La voie d'excellence
Face aux exigences du marché, les groupements se situent aujourd’hui sur une tangente. Comme le souligne Philippe Coatanea, « les forces logistiques tentent de répondre à un dilemme, celui d’un équilibre entre optimisation des stocks de chaque intervenant dans la chaîne de distribution du médicament, optimisation de la marge et offres et services adaptés au patient consommateur. Ceux qui réussiront seront ceux qui géreront le bon équilibre entre ces trois dimensions ».
À noter qu’à l’instar d’une demi-douzaine d’autres groupements, Alphega est détenu par un grossiste répartiteur. L'estampille répartiteur est également considérée comme « un atout » par Patrick Rémond, directeur du réseau Les pharmaciens associés : « Nous disposons de tous les canaux d’approvisionnement indispensables à la bonne gestion de l’officine : grossiste-répartiteur (CERP Rouen), plateforme d’achat (Centrale des Pharmaciens), accords directs négociés, statut de mandataire (opérations NOOTOOS). La clé de la réussite passe par la complémentarité de ces canaux d’approvisionnement qui permet au pharmacien d’ajuster ses achats en fonction de ses objectifs et de ses contraintes. »
Également détenu par la filiale d'un grossiste-répartiteur, PharmaVie estime lui aussi disposer d’une longueur d’avance. « Le stade où les pharmaciens adhéraient à un groupement pour bénéficier uniquement de conditions commerciales est dépassé. Aujourd'hui, l'adhérent veut également se voir proposer une offre globale avec un service logistique intégré », constate Jean Fabre, P-DG du groupement qui s'appuie de 23 plateformes Phoenix Pharma (centrale d'achat et répartition), dont 4 à Paris Ile-de-France. Le groupement, qui assure des prestations logistiques de répartition, de CAP et de dépositaire, fait bénéficier à ses adhérents d’une expertise logistique complète et intégrée et par conséquent d’une offre complète sur toute la chaîne de distribution.

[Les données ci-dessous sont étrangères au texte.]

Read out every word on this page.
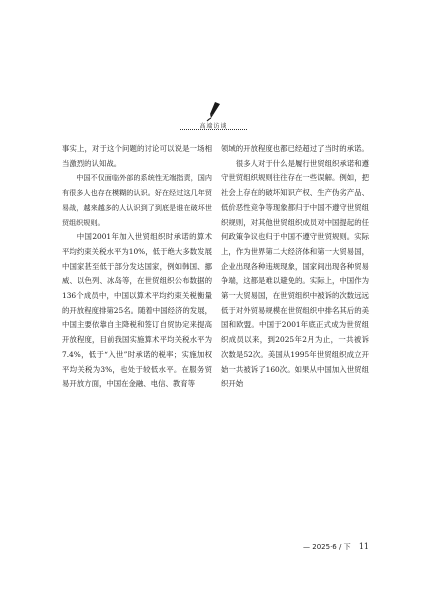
高端访谈

事实上，对于这个问题的讨论可以说是一场相当激烈的认知战。

中国不仅面临外部的系统性无端指责，国内有很多人也存在模糊的认识。好在经过这几年贸易战，越来越多的人认识到了到底是谁在破坏世贸组织规则。

中国2001年加入世贸组织时承诺的算术平均约束关税水平为10%，低于绝大多数发展中国家甚至低于部分发达国家，例如韩国、挪威、以色列、冰岛等，在世贸组织公布数据的136个成员中，中国以算术平均约束关税衡量的开放程度排第25名。随着中国经济的发展，中国主要依靠自主降税和签订自贸协定来提高开放程度，目前我国实施算术平均关税水平为7.4%，低于“入世”时承诺的税率；实施加权平均关税为3%，也处于较低水平。在服务贸易开放方面，中国在金融、电信、教育等

领域的开放程度也都已经超过了当时的承诺。

很多人对于什么是履行世贸组织承诺和遵守世贸组织规则往往存在一些误解。例如，把社会上存在的破坏知识产权、生产伪劣产品、低价恶性竞争等现象都归于中国不遵守世贸组织规则，对其他世贸组织成员对中国提起的任何政策争议也归于中国不遵守世贸规则。实际上，作为世界第二大经济体和第一大贸易国，企业出现各种违规现象，国家间出现各种贸易争端，这都是难以避免的。实际上，中国作为第一大贸易国，在世贸组织中被诉的次数远远低于对外贸易规模在世贸组织中排名其后的美国和欧盟。中国于2001年底正式成为世贸组织成员以来，到2025年2月为止，一共被诉次数是52次。美国从1995年世贸组织成立开始一共被诉了160次。如果从中国加入世贸组织开始

— 2025·6 / 下 11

Les pharmaciens adhérents peuvent ainsi accéder à des services logistiques de répartition, d’OTC, de génériques et de médicaments, avec Phoenix Pharma et Ivry Lab.
Chez Aelia, l’appartenance au répartiteur Cerp Bretagne-Atlantique est également considérée comme un avantage. « Associé à une force logistique proposant une livraison deux fois par jour, en 24/48 heures sur sa centrale d’achat, l’adhérent peut être réachalandé très rapidement pour répondre aux besoins de ses patients de manière continue, sans rupture d’approvisionnement. L’assurance d’une solution logistique réactive donne par ailleurs toute liberté au pharmacien d’effectuer son référencement selon la règle des 20/80 et de se dépanner des fonds de catalogues uniquement au besoin et avec une rapidité et une traçabilité de produits qui garantissent une fiabilité quasi parfaite », expose Anthony Hurault.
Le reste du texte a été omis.